それは場所柄の危険性もあったが、由佳がポッコ村方面の依頼業務を厳正に管理していたからであり、今回、由佳の随行で東側に出ることができたのは、一種の昇格試験の意味合いを持っていた。
「湾港も基本的には同じっすね。荷を集める場所があって、そこへ誰かが荷物を運んでくる。運んできた荷物を、また誰かが運び出して船に積み込む。これが出港で、入港は逆になるっす。」
そうして由佳が方々を指さしながら、確認をしていく姿を、商会員たちはその指を追って考える。
「船は例えば、一ヤートルで作った箱があるっす。その箱を幾つ積み込めるか、って基準で考えはするっす。ただ、箱の中身が違えば重さも違う。重すぎれば船は遅くなったり、最悪沈むっす。」
丁度体よく、由佳の指さした先で箱を集積場から運び出す姿があった。
「だから湾港の職員は、荷物の置き場を徹底してるっす。指示された箱を、指示された船に、指示された数だけ運び込む。その点は、荷物をむき出しで運ぶ荷車に比べて厳しい所っすね。それに、集積場に運び込まれた箱の中身をある程度把握して、同時に無関係の人や無関係の船にそれを明かさない秘密の遵守を徹底してるっすね。それが違法品の場合でも、よほど決定的な証拠が出ない限り調査や押収にも応じないと思うっす。」
では、人が荷物の場合はどうだろう。由佳はそれを、自分のした説明を念頭に思考する。
例えば人の場合は、箱に詰めて釘打ちというわけには行かない。入港先への距離や航海日数によって、箱の中に隔離されたまま出される事がなければ、人は飢えて死んでしまうだろう。
よって、船に用意するのは檻や手かせ足かせであり、同時に、人を維持するための水や食料も多く運び込まねばならない。また、運び込む際にも、本人自身に歩かせた方が、時間も手間も少なくて済む。
しかし、そうした食料や水と言ったものは、荷としての価値ではなく、物資としての価値になる。
例えば豆や水、補修用の木材や、帆布、或いは大砲を積み込む場合などの砲弾などは、極端に言えば、荷主を問わず集積し、必要な量だけを運び込めばいい単純作業となる。

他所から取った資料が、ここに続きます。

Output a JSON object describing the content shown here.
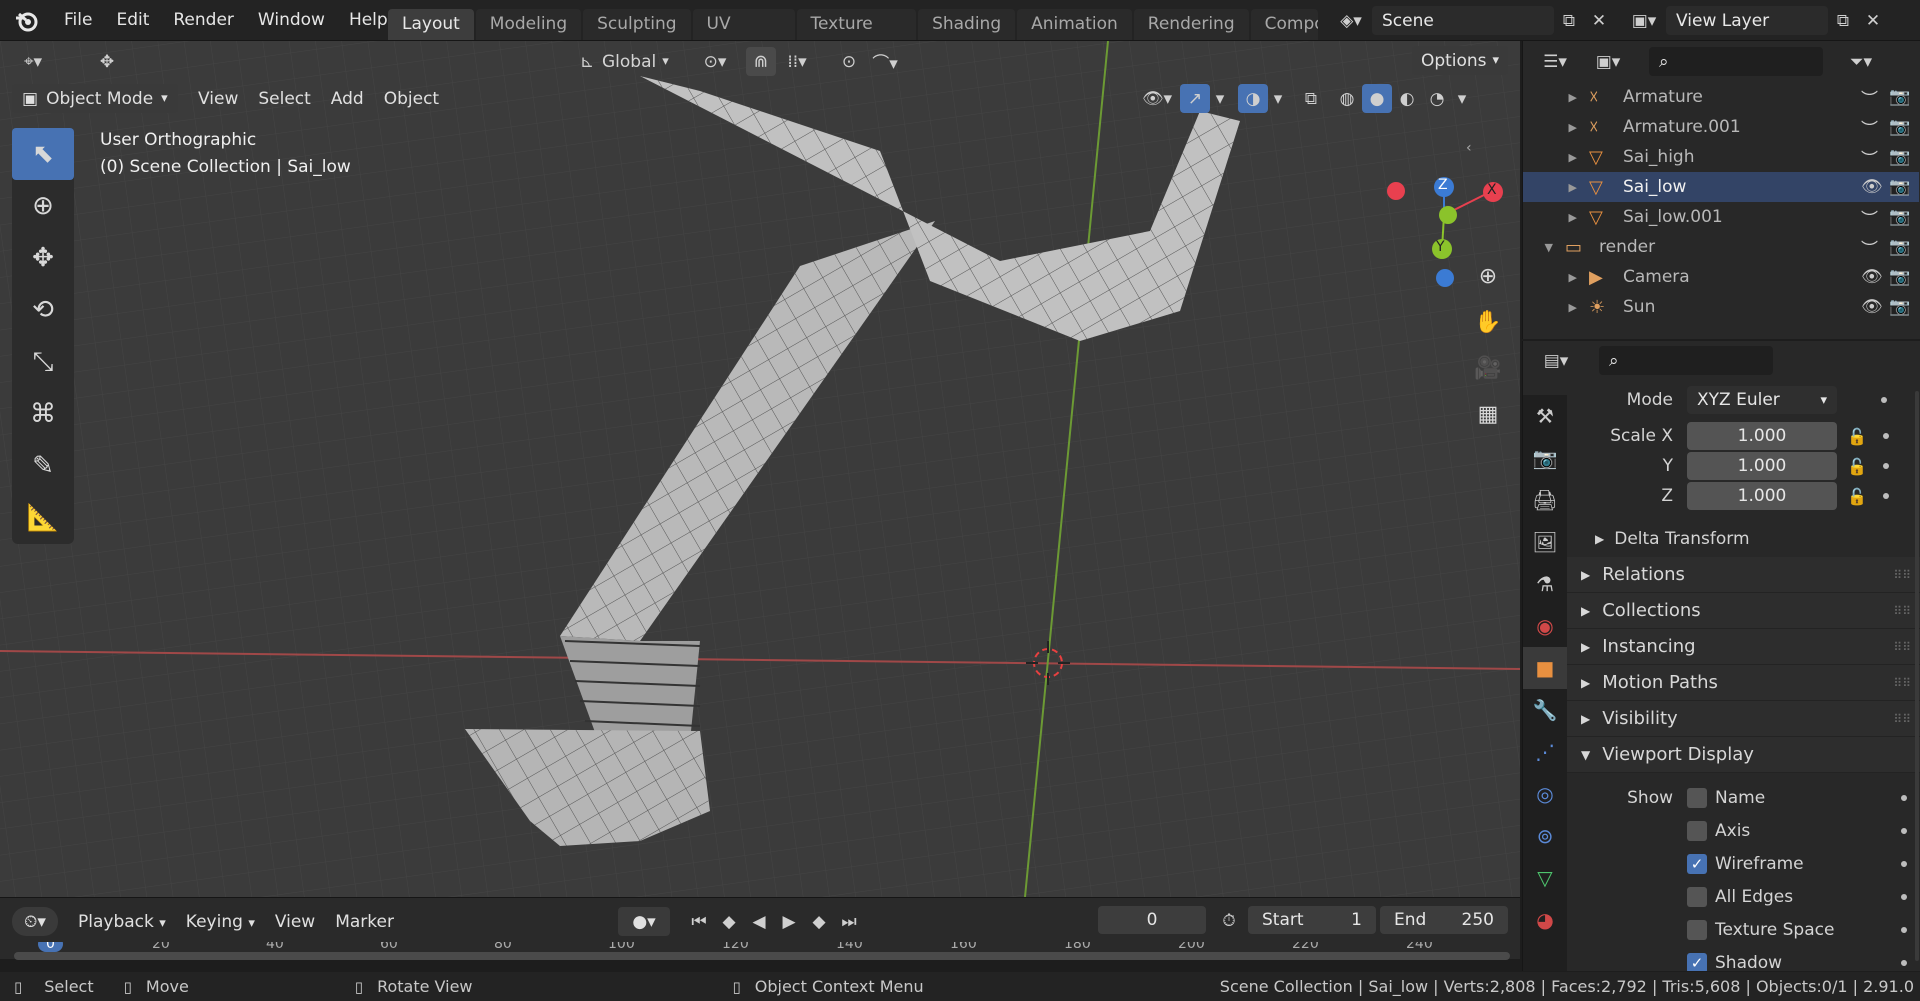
{
  "topbar": {
    "menus": [
      "File",
      "Edit",
      "Render",
      "Window",
      "Help"
    ],
    "workspaces": [
      "Layout",
      "Modeling",
      "Sculpting",
      "UV Editing",
      "Texture Paint",
      "Shading",
      "Animation",
      "Rendering",
      "Compos"
    ],
    "active_workspace": "Layout",
    "scene_name": "Scene",
    "view_layer_name": "View Layer"
  },
  "viewport": {
    "transform_orientation": "Global",
    "options_label": "Options",
    "mode": "Object Mode",
    "menus": [
      "View",
      "Select",
      "Add",
      "Object"
    ],
    "view_name": "User Orthographic",
    "collection_info": "(0) Scene Collection | Sai_low",
    "gizmo_labels": {
      "x": "X",
      "y": "Y",
      "z": "Z"
    },
    "colors": {
      "x_axis": "#e8404f",
      "y_axis": "#8bc32b",
      "z_axis": "#3b7bd4",
      "active_tool": "#4772b3"
    }
  },
  "timeline": {
    "menus": [
      "Playback",
      "Keying",
      "View",
      "Marker"
    ],
    "current_frame": "0",
    "start_label": "Start",
    "start_value": "1",
    "end_label": "End",
    "end_value": "250",
    "ruler": [
      "0",
      "20",
      "40",
      "60",
      "80",
      "100",
      "120",
      "140",
      "160",
      "180",
      "200",
      "220",
      "240"
    ]
  },
  "statusbar": {
    "select": "Select",
    "move": "Move",
    "rotate": "Rotate View",
    "context_menu": "Object Context Menu",
    "stats": "Scene Collection | Sai_low | Verts:2,808 | Faces:2,792 | Tris:5,608 | Objects:0/1 | 2.91.0"
  },
  "outliner": {
    "items": [
      {
        "name": "Armature",
        "icon": "armature-icon"
      },
      {
        "name": "Armature.001",
        "icon": "armature-icon"
      },
      {
        "name": "Sai_high",
        "icon": "mesh-icon"
      },
      {
        "name": "Sai_low",
        "icon": "mesh-icon",
        "active": true
      },
      {
        "name": "Sai_low.001",
        "icon": "mesh-icon"
      },
      {
        "name": "render",
        "icon": "collection-icon"
      },
      {
        "name": "Camera",
        "icon": "camera-icon"
      },
      {
        "name": "Sun",
        "icon": "light-icon"
      }
    ]
  },
  "properties": {
    "mode_label": "Mode",
    "mode_value": "XYZ Euler",
    "scale_x_label": "Scale X",
    "scale_y_label": "Y",
    "scale_z_label": "Z",
    "scale_x": "1.000",
    "scale_y": "1.000",
    "scale_z": "1.000",
    "delta_transform": "Delta Transform",
    "panels": [
      "Relations",
      "Collections",
      "Instancing",
      "Motion Paths",
      "Visibility"
    ],
    "viewport_display": "Viewport Display",
    "show_label": "Show",
    "show_options": [
      {
        "label": "Name",
        "checked": false
      },
      {
        "label": "Axis",
        "checked": false
      },
      {
        "label": "Wireframe",
        "checked": true
      },
      {
        "label": "All Edges",
        "checked": false
      },
      {
        "label": "Texture Space",
        "checked": false
      },
      {
        "label": "Shadow",
        "checked": true
      }
    ]
  }
}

単純な作業を行う場合は専門的な知識や経験、或いは極端に言ってしまえば、信用もあまり必要ではない。それが砲弾であれば多少は違うだろうが、食料や水樽の運び込みは、船主の余程の厳密な指定がなければ、新人の仕事となるのではないだろうか、と由佳は考えた。
丁度、大きな帆船が由佳の目に入った。
そのマストには恐らく所属を示すだろう旗が力なく垂れている。
入港してくる船を目ざとく確認し、それがどこの所属であるかを確認すれば、それがどういった目的で入港してきた船なのかをある程度予測できる。
そうして確認し、篩い分けた船を、豆の袋や水袋の搬入量で更に分類すれば、それが奴隷貿易を目的とした船であるかどうかが分かるのではないか。
ただ肝心な問題として、そうした視察行為を行えば、湾港側も警戒し、船主にそれが伝わる可能性もある。そうすれば、荷によっては、それを隠そうとするだろう。
「ま、そう簡単には分かるもんじゃないっすね。」
由佳がそうして、自分の考察に区切りをつけたその言葉を、随伴する商会員たちは首を傾げて受け止める。自分たちに落ち度があったのだろうかと、彼らの内心は波立った。
由佳はそんな商会員たちのココロの内を知るべくもなく、大型船の数や、そのマストの旗、或いは静かに入港してくる船の帆の紋章の有無を確認し、手記代わりの紙束に鉛筆で書き殴る。
「面白いものを持っていますね。それは鉛筆ですか。」
いつしか商会員たちに混じって、その由佳の仕草を覗き込んでいた男が、そう口にする。